US and Israeli interests would be better served if Trump worked with his White House staff and Congress to articulate a clear policy that includes the wise use of crippling sanctions and more stringent monitoring to ensure that Iran is not developing nuclear weapons.
So far, Trump has opted not to scrap the deal. Every 90 days, the US president is faced with the prospect of certifying that “Iran is transparently, verifiably and fully implementing the agreement” and that it is in the US’s interests to keep the JCPOA in place.
Twice already he has verified it. He is now facing an October 15 deadline for the third 90-day review since he took office. And, this time, according to media reports, Trump is setting the groundwork for a new approach that has the support of Secretary of State Rex Tillerson and Secretary of Defense James Mattis. Both Tillerson and Mattis oppose the outright scrapping of the deal, but Mattis has said decertification is a “distinct” matter.
Trump could decertify without leaving the agreement and in parallel take a numbers of measures. Decertification would start a 60-day clock on which Congress would need to vote on whether to re-impose secondary sanctions or walk away from the agreement altogether.
The basis for decertifying the deal would be the US president’s inability to say for sure that Iran is implementing the agreement. That’s because officials from International Atomic Energy Agency – including Yukiya Amano – have admitted that there are sites – including military bases and university research centers – where the IAEA has not received access.
True, Iran has not been caught red-handed violating the deal. But the US president’s job is not to prove the mullahs are not implementing the deal, rather it is certify that they are – and that is something he cannot do because IAEA officials do not have free access to all sites.
The Trump administration could stop short of demanding a total “snapback” of sanctions that would constitute an American breach of the agreement. Instead, additional sanctions could be implemented in response to Iran’s violation of UN Security Council resolution 2231, which prohibits development of missiles capable of carrying nuclear weapons. (Development of these missiles is not a violation of the strict wording of the JCPOA, but it is inconsistent with the JCPOA’s fundamental purpose, which is to prevent Iran from obtaining nuclear arms capability.)

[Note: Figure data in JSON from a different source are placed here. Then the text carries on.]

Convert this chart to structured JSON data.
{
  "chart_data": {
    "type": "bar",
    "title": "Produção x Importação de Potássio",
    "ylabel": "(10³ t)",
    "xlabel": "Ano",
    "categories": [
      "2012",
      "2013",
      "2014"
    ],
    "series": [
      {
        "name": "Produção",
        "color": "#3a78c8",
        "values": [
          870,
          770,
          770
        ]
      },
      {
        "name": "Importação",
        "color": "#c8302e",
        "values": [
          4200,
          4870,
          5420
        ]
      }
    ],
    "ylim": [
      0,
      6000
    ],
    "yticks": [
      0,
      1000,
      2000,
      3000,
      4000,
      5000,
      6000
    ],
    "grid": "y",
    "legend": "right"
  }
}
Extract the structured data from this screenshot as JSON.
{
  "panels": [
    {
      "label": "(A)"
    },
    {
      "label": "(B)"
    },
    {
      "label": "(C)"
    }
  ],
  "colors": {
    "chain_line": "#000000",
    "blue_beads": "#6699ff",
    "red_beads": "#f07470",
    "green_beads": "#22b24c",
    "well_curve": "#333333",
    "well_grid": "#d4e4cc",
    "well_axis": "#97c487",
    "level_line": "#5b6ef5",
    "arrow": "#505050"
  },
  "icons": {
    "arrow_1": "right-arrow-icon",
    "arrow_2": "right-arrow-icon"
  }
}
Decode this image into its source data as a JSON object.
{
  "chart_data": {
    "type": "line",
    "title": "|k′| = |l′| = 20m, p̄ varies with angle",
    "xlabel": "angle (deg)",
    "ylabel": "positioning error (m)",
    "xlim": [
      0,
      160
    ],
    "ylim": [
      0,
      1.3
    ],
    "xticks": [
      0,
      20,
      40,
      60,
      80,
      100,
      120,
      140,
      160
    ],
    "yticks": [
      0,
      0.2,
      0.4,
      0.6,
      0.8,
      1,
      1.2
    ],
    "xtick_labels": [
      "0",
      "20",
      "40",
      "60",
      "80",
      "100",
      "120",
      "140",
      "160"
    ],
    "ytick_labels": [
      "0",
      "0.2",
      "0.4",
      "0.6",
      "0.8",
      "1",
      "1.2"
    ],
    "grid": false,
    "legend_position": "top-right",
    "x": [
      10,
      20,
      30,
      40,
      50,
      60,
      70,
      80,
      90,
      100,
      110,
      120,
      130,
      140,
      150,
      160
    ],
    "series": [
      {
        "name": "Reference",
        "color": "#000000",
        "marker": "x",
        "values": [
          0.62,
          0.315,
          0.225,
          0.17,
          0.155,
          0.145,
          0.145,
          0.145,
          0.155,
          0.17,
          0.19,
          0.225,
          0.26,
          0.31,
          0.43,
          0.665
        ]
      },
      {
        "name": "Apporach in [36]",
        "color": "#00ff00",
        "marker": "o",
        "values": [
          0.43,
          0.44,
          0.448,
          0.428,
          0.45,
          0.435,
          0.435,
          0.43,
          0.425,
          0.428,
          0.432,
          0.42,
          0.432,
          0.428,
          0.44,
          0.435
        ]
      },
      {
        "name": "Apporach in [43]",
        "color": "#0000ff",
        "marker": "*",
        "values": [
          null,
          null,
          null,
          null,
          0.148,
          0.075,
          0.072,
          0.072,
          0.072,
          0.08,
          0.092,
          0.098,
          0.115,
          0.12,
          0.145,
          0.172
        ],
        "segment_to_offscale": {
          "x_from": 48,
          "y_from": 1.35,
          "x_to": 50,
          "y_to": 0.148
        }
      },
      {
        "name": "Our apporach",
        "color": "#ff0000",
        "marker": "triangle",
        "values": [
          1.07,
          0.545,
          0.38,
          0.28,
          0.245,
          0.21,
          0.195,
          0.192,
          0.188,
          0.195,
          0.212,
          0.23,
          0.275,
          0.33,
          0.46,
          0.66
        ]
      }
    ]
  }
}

The US could also punish Iran for its continued support for Hezbollah and Hamas, which are both deemed to be terrorist organizations by the US and many other Western countries, and for endangering the lives of US military personnel in Iraq and in Syria.
To confront Iran effectively, Trump has to work to build a strong consensus at home and overseas for whatever he plans to do. Scrapping the deal without putting in place an alternative strategy that at the very least has strong backing in Washington and Europe would give Tehran total freedom to develop its nuclear weapons program. Neither US nor Israeli interests are served by this.